La movilidad humana ha sido una constante a lo largo de la historia. Desde las grandes migraciones protohistóricas hasta los desplazamientos contemporáneos provocados por desigualdades económicas, conflictos o crisis climáticas, los seres humanos se han movido en busca de mejores condiciones de vida. Lo que hoy se presenta desde ciertos sectores políticos como una «crisis migratoria» no es sino un capítulo más de este fenómeno estructural, agravado por la huella que el colonialismo y el neocolonialismo han dejado en las relaciones Norte-Sur.
Examinaremos aquí dos flujos migratorios concretos vinculados a la adquisición de nacionalidades europeas que, lejos de ser excepcionales, revelan patrones sistémicos de movilidad y estrategias de optimización de derechos.

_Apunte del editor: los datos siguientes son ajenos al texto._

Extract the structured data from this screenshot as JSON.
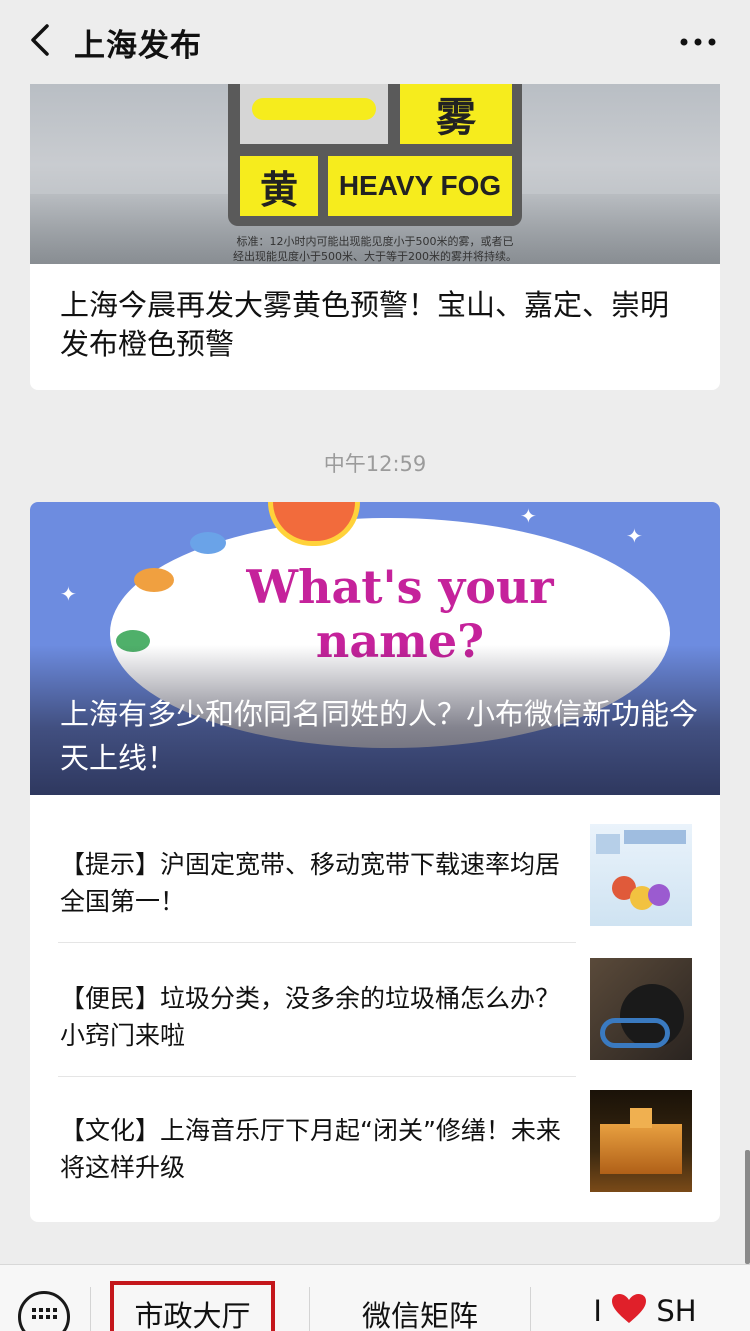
{
  "header": {
    "title": "上海发布",
    "back_icon": "chevron-left-icon",
    "more_icon": "more-dots-icon"
  },
  "card1": {
    "banner": {
      "sign_top_char": "雾",
      "sign_color_char": "黄",
      "sign_text": "HEAVY FOG",
      "caption_line1": "标准：12小时内可能出现能见度小于500米的雾，或者已",
      "caption_line2": "经出现能见度小于500米、大于等于200米的雾并将持续。"
    },
    "title": "上海今晨再发大雾黄色预警！宝山、嘉定、崇明发布橙色预警"
  },
  "timestamp": "中午12:59",
  "card2": {
    "hero": {
      "image_heading": "What's your name?",
      "title": "上海有多少和你同名同姓的人？小布微信新功能今天上线！"
    },
    "items": [
      {
        "text": "【提示】沪固定宽带、移动宽带下载速率均居全国第一！",
        "thumb": "broadband-infographic"
      },
      {
        "text": "【便民】垃圾分类，没多余的垃圾桶怎么办？小窍门来啦",
        "thumb": "trash-bin-photo"
      },
      {
        "text": "【文化】上海音乐厅下月起“闭关”修缮！未来将这样升级",
        "thumb": "concert-hall-night-photo"
      }
    ]
  },
  "bottom_menu": {
    "keyboard_icon": "keyboard-icon",
    "items": [
      {
        "label": "市政大厅"
      },
      {
        "label": "微信矩阵"
      },
      {
        "label_prefix": "I",
        "label_suffix": "SH",
        "icon": "heart-icon"
      }
    ],
    "colors": {
      "highlight": "#c4171c",
      "heart": "#e0202a"
    }
  }
}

- El primer flujo analiza cómo la nacionalidad española se convierte para muchos sudamericanos en un «pasaporte» de acceso a Estados Unidos.
- El segundo examina el fenómeno inverso: cómo ciudadanos sudamericanos, especialmente argentinos, acceden a la nacionalidad italiana y terminan residiendo en España.

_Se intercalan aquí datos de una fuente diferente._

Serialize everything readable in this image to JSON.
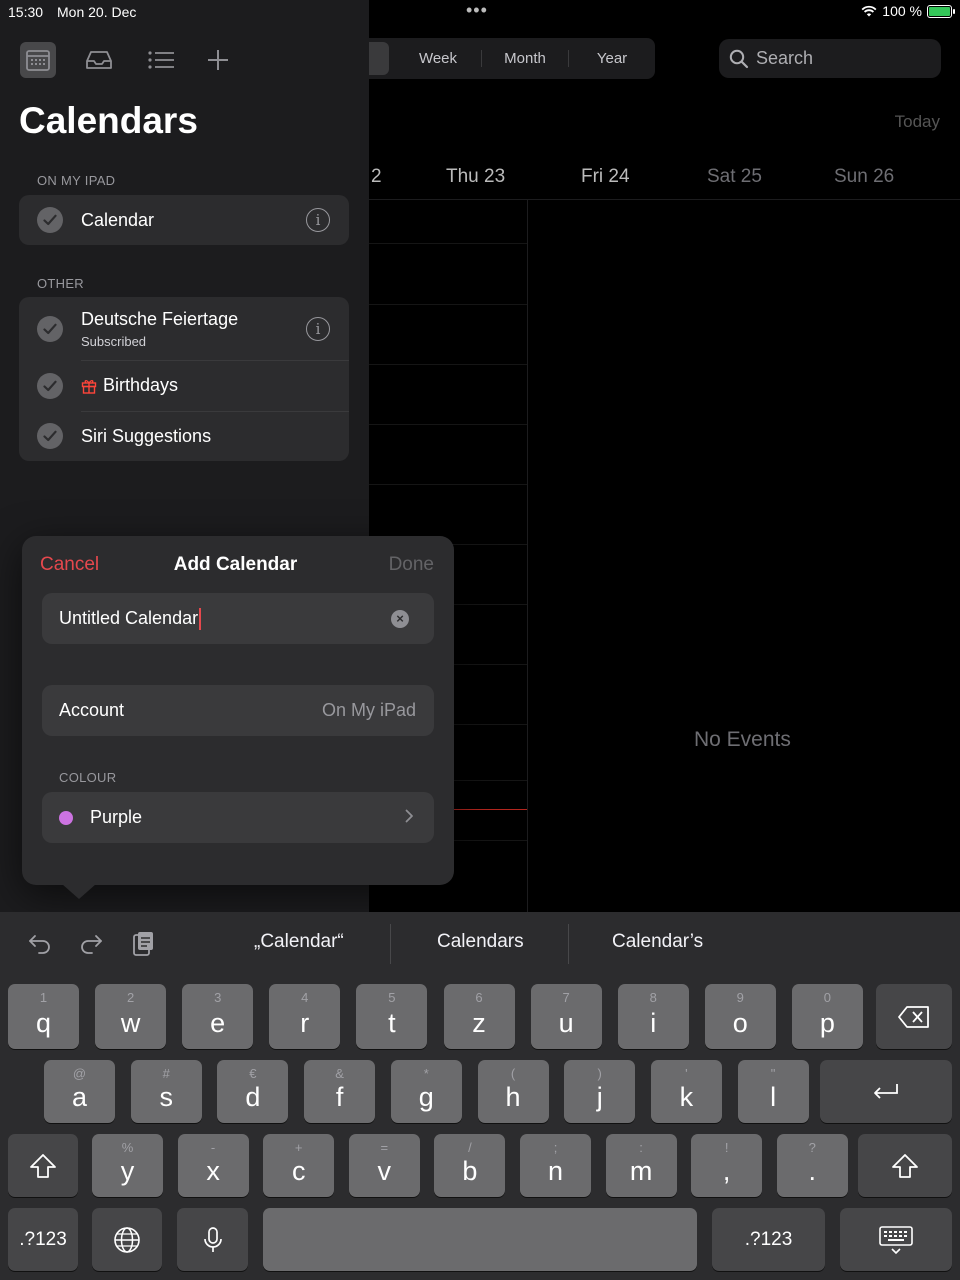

Ambos casos, abordados con datos empíricos, permiten desmontar el discurso hipócrita de ciertos gobiernos conservadores europeos que, mientras acusan a España de laxitud migratoria, practican políticas igualmente permisivas cuando les conviene.

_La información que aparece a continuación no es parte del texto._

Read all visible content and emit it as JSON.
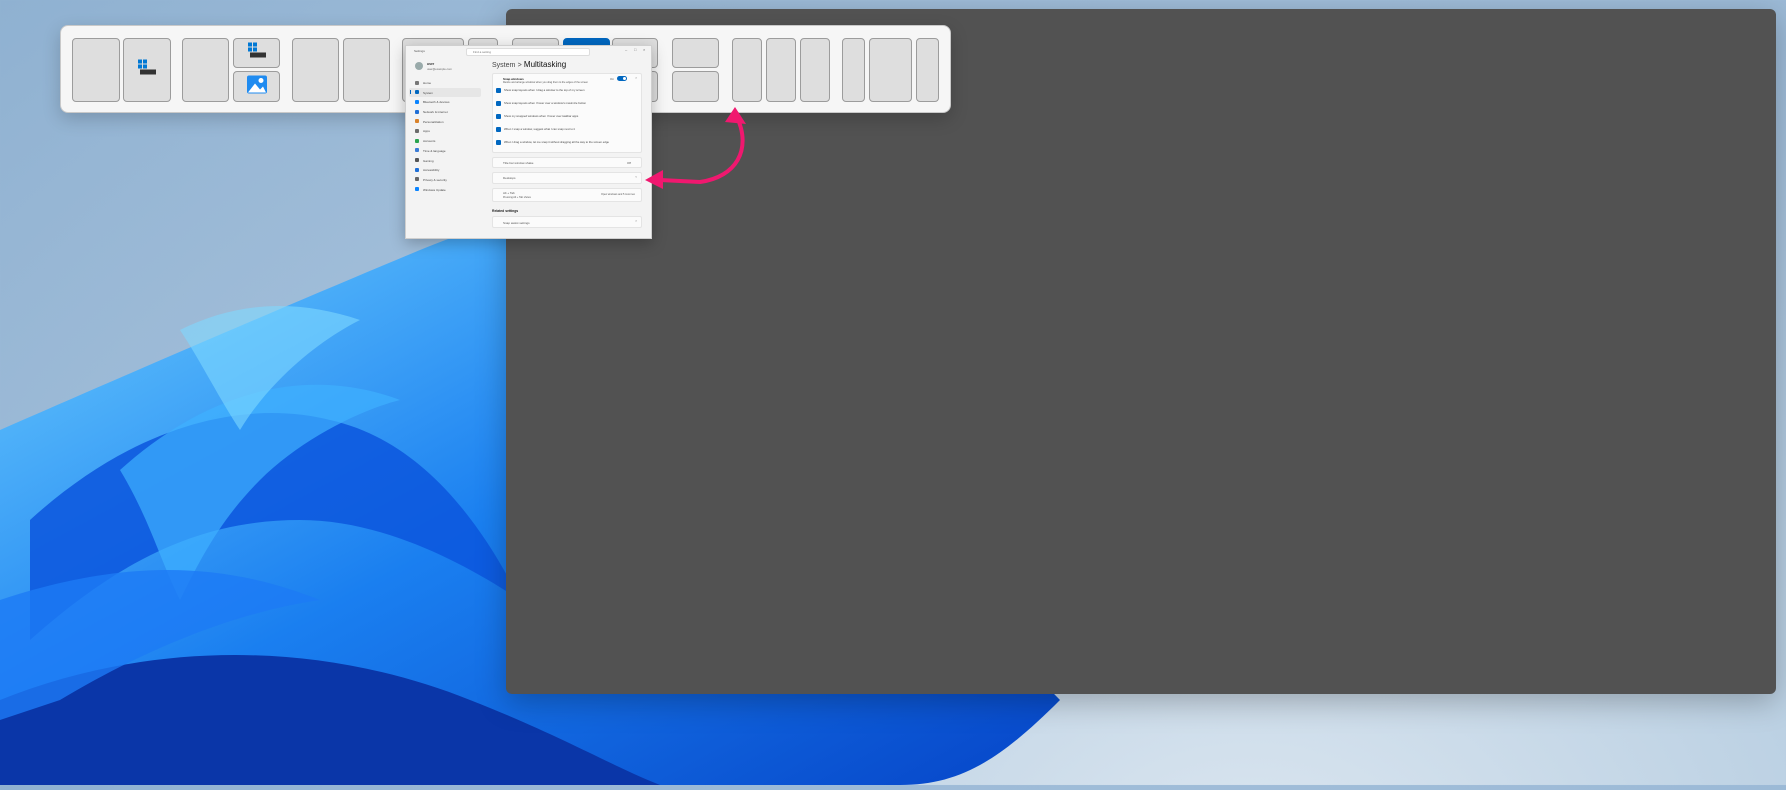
{
  "colors": {
    "accent": "#0067c0",
    "arrow": "#f0186f",
    "preview": "#525252",
    "flyout_bg": "#f6f6f6",
    "zone": "#dedede"
  },
  "snap_layouts": {
    "groups": [
      {
        "name": "half-half",
        "zones": 2
      },
      {
        "name": "main-plus-stack",
        "zones": 3
      },
      {
        "name": "two-equal",
        "zones": 2
      },
      {
        "name": "wide-narrow",
        "zones": 2
      },
      {
        "name": "quad",
        "zones": 4
      },
      {
        "name": "three-column",
        "zones": 3
      },
      {
        "name": "narrow-wide-narrow",
        "zones": 3
      }
    ],
    "highlighted_zone": "top-right-of-four-zone-layout"
  },
  "settings_window": {
    "title": "Settings",
    "search_placeholder": "Find a setting",
    "user_name": "user",
    "user_email": "user@example.com",
    "nav_items": [
      {
        "label": "Home",
        "icon": "home-icon",
        "color": "#777777"
      },
      {
        "label": "System",
        "icon": "monitor-icon",
        "color": "#0067c0",
        "selected": true
      },
      {
        "label": "Bluetooth & devices",
        "icon": "bluetooth-icon",
        "color": "#0a84ff"
      },
      {
        "label": "Network & internet",
        "icon": "wifi-icon",
        "color": "#1f6fd6"
      },
      {
        "label": "Personalization",
        "icon": "brush-icon",
        "color": "#d9822b"
      },
      {
        "label": "Apps",
        "icon": "apps-icon",
        "color": "#6b6b6b"
      },
      {
        "label": "Accounts",
        "icon": "person-icon",
        "color": "#2aa44f"
      },
      {
        "label": "Time & language",
        "icon": "globe-icon",
        "color": "#3a7bd5"
      },
      {
        "label": "Gaming",
        "icon": "gamepad-icon",
        "color": "#555555"
      },
      {
        "label": "Accessibility",
        "icon": "accessibility-icon",
        "color": "#1f6fd6"
      },
      {
        "label": "Privacy & security",
        "icon": "shield-icon",
        "color": "#666666"
      },
      {
        "label": "Windows Update",
        "icon": "update-icon",
        "color": "#0a84ff"
      }
    ],
    "breadcrumb_parent": "System",
    "breadcrumb_sep": ">",
    "page_title": "Multitasking",
    "snap_windows": {
      "title": "Snap windows",
      "desc": "Resize and arrange windows when you drag them to the edges of the screen",
      "state": "On"
    },
    "options": [
      "Show snap layouts when I drag a window to the top of my screen",
      "Show snap layouts when I hover over a window's maximize button",
      "Show my snapped windows when I hover over taskbar apps",
      "When I snap a window, suggest what I can snap next to it",
      "When I drag a window, let me snap it without dragging all the way to the screen edge"
    ],
    "title_shake": {
      "label": "Title bar window shake",
      "value": "Off"
    },
    "desktops": {
      "label": "Desktops"
    },
    "alt_tab": {
      "label": "Alt + Tab",
      "desc": "Pressing Alt + Tab shows",
      "value": "Open windows and 5 most recent tabs"
    },
    "related_label": "Related settings",
    "related_item": "Snap assist settings"
  }
}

El ordenamiento jurídico español establece un plazo de residencia de tan solo dos años para que los nacionales de países iberoamericanos puedan solicitar la nacionalidad por residencia. Esta ventaja comparativa, junto con los lazos históricos, lingüísticos y culturales, convierte a España en el país europeo con la vía más rápida de acceso a la nacionalidad para los sudamericanos. Los datos son bastante claros: en 2024, un total de 252.476 extranjeros residentes en España adquirieron la nacionalidad española, con un incremento del 5,1% respecto al año anterior. En 2025, la cifra ascendió a 299.732, un aumento del 18,7%. Entre las nacionalidades de origen más frecuentes destacan Venezuela (36.271 en 2025), Colombia (37.712) y Marruecos (42.114), lo que evidencia el peso abrumador de la inmigración latinoamericana en estos procesos.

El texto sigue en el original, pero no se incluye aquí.